There’s a quick and dirty answer to that: procurement reform. The current approach to developing and purchasing just about anything, but particularly technology, is slow, odious and inefficient.

It’s not that the regulations prevent the government from buying things intelligently– as Charlie Croom said last year in an interview I did with him, “There’s nothing in the FAR that says you have to be stupid.” But there has to be a fundamental change in the culture of development and acquisition–there has to be incentive for reducing scope, investing in real technology standards (de facto, not arbitrary), and increasing flexibility for vendors in solving problems.
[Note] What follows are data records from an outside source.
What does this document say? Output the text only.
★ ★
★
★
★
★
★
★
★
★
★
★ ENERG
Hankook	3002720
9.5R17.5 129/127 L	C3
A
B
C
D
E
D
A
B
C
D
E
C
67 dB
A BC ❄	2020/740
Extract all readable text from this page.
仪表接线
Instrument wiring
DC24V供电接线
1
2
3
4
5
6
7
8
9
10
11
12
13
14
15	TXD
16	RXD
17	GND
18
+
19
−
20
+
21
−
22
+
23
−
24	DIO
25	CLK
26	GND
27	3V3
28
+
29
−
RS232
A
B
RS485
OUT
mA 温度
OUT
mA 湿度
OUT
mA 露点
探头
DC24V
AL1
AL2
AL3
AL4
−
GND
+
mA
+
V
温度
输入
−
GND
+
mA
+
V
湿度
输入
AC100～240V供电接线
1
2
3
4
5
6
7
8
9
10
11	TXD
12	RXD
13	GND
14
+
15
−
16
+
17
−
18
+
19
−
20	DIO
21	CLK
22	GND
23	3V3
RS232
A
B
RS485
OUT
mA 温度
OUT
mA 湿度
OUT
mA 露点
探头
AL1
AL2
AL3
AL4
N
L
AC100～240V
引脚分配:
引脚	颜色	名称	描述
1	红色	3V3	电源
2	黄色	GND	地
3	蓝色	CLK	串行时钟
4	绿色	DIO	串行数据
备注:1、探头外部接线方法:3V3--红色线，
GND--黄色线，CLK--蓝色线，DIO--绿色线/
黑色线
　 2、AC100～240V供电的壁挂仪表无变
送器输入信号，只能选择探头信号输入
A study published by Steve O’Keefe’s Meritalk, Red Hat and DLT suggests that there are billions to be saved in a shift to the latest crop of de-facto standard technologies:

Over three years, the potential savings would be US$3.7 billion for using open-source software; $13.3 billion for using virtualization technologies; and $6.6 billion from cloud computing or software-as-a-service, the study said.

While it’s a vendor study–and a study sponsored by vendors who stand to make money over a shift to open standards and the like–there’s still plenty to chew on there. Sure, there are regulatory hurdles to leap to use some of these technologies, but the main barrier to adopting these approaches is cultural.